By day, I am a mild mannered programmer enjoying my work. Sometimes I get a chance to develop new stuff, but most days I delve into the arcane world of existing code. Existing code could have been written by me just yesterday, or it could be an artifact from an errant interpretation of a 1930s scholarly work. In any event, I take the same approach to untangling the myriad of obfuscations: I assume that it was written by drunk monkeys.
Background...
A while back (the 1913, I believe), there was a learned man (Borel) that conjectured that if a million monkeys typed ten hours a day, it was extremely unlikely that their output would exactly equal all the books of the richest libraries of the world; and yet, in comparison, it was even more unlikely that the laws of statistical mechanics would ever be violated, even briefly (See eoht).

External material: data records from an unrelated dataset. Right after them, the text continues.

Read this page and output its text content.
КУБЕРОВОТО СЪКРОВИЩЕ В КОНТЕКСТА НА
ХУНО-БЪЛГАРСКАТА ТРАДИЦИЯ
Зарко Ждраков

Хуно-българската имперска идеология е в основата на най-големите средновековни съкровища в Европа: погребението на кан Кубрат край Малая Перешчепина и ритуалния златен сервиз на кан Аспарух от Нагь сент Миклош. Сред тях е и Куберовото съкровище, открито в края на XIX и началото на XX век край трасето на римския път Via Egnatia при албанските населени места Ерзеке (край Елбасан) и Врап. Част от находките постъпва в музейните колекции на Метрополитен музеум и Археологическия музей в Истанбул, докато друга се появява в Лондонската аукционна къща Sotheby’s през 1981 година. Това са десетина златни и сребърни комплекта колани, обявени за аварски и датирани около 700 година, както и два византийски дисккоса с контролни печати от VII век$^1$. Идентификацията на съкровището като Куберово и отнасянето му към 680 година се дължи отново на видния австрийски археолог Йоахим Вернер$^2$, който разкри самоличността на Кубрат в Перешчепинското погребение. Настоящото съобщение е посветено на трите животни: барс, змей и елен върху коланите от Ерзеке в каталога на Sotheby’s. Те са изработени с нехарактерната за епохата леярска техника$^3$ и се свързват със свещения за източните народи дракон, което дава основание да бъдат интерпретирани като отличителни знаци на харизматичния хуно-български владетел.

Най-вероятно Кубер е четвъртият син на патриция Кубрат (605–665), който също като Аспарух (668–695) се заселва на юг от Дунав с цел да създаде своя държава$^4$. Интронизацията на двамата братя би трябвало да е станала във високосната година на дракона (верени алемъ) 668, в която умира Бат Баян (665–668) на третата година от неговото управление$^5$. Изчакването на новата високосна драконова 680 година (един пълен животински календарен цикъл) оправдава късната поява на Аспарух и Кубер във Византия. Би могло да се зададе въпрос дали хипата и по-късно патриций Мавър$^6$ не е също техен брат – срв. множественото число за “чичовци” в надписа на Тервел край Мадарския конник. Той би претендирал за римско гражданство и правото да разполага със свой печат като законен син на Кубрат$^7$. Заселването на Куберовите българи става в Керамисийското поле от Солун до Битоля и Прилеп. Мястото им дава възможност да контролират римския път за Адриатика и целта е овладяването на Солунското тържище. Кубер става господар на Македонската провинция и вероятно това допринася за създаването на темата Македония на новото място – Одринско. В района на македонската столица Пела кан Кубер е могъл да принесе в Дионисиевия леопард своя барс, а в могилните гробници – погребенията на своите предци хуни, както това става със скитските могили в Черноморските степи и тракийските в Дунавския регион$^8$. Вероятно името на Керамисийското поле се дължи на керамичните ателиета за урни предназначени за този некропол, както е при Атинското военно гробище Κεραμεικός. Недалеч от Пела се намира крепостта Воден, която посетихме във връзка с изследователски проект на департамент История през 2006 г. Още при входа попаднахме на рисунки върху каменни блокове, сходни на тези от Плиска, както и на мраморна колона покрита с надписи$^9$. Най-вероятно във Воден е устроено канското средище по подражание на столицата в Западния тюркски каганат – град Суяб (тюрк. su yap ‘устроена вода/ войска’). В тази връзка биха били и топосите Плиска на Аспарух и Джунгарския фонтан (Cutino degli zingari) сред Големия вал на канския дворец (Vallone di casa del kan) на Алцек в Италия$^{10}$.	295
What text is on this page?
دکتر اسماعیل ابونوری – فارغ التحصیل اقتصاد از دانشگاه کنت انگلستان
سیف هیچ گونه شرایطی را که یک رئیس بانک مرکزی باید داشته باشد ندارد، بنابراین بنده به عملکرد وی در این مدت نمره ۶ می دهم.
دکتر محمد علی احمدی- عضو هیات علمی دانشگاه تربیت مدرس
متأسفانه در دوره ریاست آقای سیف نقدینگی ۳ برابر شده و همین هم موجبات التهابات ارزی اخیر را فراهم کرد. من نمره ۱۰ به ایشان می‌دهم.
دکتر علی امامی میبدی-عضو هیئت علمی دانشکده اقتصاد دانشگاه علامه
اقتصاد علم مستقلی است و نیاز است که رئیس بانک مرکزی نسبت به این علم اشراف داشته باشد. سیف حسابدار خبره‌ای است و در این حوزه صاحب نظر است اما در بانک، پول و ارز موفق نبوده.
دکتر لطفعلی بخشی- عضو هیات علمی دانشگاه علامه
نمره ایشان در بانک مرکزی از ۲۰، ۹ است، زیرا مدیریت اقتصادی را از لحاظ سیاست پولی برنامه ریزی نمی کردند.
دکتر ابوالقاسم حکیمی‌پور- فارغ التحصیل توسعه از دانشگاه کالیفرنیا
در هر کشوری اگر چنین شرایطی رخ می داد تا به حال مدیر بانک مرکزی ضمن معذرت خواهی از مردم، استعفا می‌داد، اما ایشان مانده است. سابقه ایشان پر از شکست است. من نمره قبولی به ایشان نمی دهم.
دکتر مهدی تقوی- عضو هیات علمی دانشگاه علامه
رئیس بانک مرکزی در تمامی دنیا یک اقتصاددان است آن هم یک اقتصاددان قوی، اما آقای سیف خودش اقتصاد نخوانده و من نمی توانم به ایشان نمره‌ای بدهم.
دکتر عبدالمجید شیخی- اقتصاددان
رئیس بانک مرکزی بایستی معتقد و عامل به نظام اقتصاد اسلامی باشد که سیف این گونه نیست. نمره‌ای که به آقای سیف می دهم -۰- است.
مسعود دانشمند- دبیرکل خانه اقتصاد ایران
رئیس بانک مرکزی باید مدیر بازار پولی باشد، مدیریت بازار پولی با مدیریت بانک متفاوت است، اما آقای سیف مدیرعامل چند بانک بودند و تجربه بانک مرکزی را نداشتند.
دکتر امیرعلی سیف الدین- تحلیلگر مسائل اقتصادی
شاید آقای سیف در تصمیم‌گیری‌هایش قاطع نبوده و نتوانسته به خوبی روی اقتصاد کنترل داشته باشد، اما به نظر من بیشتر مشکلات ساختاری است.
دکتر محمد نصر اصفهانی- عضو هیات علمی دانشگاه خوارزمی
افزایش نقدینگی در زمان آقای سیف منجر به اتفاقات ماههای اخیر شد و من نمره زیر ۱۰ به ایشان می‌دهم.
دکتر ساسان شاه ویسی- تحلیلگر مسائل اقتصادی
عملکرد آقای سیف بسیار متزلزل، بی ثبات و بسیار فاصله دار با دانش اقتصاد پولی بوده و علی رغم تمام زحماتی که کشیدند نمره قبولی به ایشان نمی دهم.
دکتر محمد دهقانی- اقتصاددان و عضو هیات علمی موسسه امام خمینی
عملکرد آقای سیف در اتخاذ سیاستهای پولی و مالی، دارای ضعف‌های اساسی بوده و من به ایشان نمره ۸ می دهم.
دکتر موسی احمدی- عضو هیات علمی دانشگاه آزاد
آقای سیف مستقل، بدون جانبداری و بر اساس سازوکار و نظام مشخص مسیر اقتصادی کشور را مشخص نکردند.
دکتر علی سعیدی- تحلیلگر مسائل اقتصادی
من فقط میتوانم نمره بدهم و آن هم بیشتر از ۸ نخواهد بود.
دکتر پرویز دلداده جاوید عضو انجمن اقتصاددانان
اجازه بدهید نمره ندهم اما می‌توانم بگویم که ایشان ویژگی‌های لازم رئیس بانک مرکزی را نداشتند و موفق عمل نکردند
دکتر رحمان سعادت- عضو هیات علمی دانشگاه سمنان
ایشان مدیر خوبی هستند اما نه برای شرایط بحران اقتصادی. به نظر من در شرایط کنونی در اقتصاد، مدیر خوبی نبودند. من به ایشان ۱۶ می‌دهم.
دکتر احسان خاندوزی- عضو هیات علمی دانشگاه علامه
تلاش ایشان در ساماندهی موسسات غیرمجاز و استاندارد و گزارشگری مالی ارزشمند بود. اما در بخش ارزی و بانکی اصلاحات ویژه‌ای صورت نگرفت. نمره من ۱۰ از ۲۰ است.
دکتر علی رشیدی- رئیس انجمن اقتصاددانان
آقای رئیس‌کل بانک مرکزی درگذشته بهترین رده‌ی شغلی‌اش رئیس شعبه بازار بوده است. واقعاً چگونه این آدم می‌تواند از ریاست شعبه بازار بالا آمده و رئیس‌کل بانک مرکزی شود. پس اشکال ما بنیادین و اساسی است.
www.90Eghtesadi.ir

Now, these were sober monkeys targeting archival manuscripts.
What if...
Imagine that some of those million monkeys had a celebration and amply imbibed in hard liquor during it. A moment before last call, they were whisked away into the room with the typewriters. From that time until dawn, they typed code and checked it into the repository. Miraculously, it passed QA testing the ensuing day and went to production where I work. Eventually, a corner case not covered by testing appears in production and is exposed as a bug. To eradicate the offender, I crack open the source code only to uncover the nonsensical debris previously saved by - yes, drunk monkeys.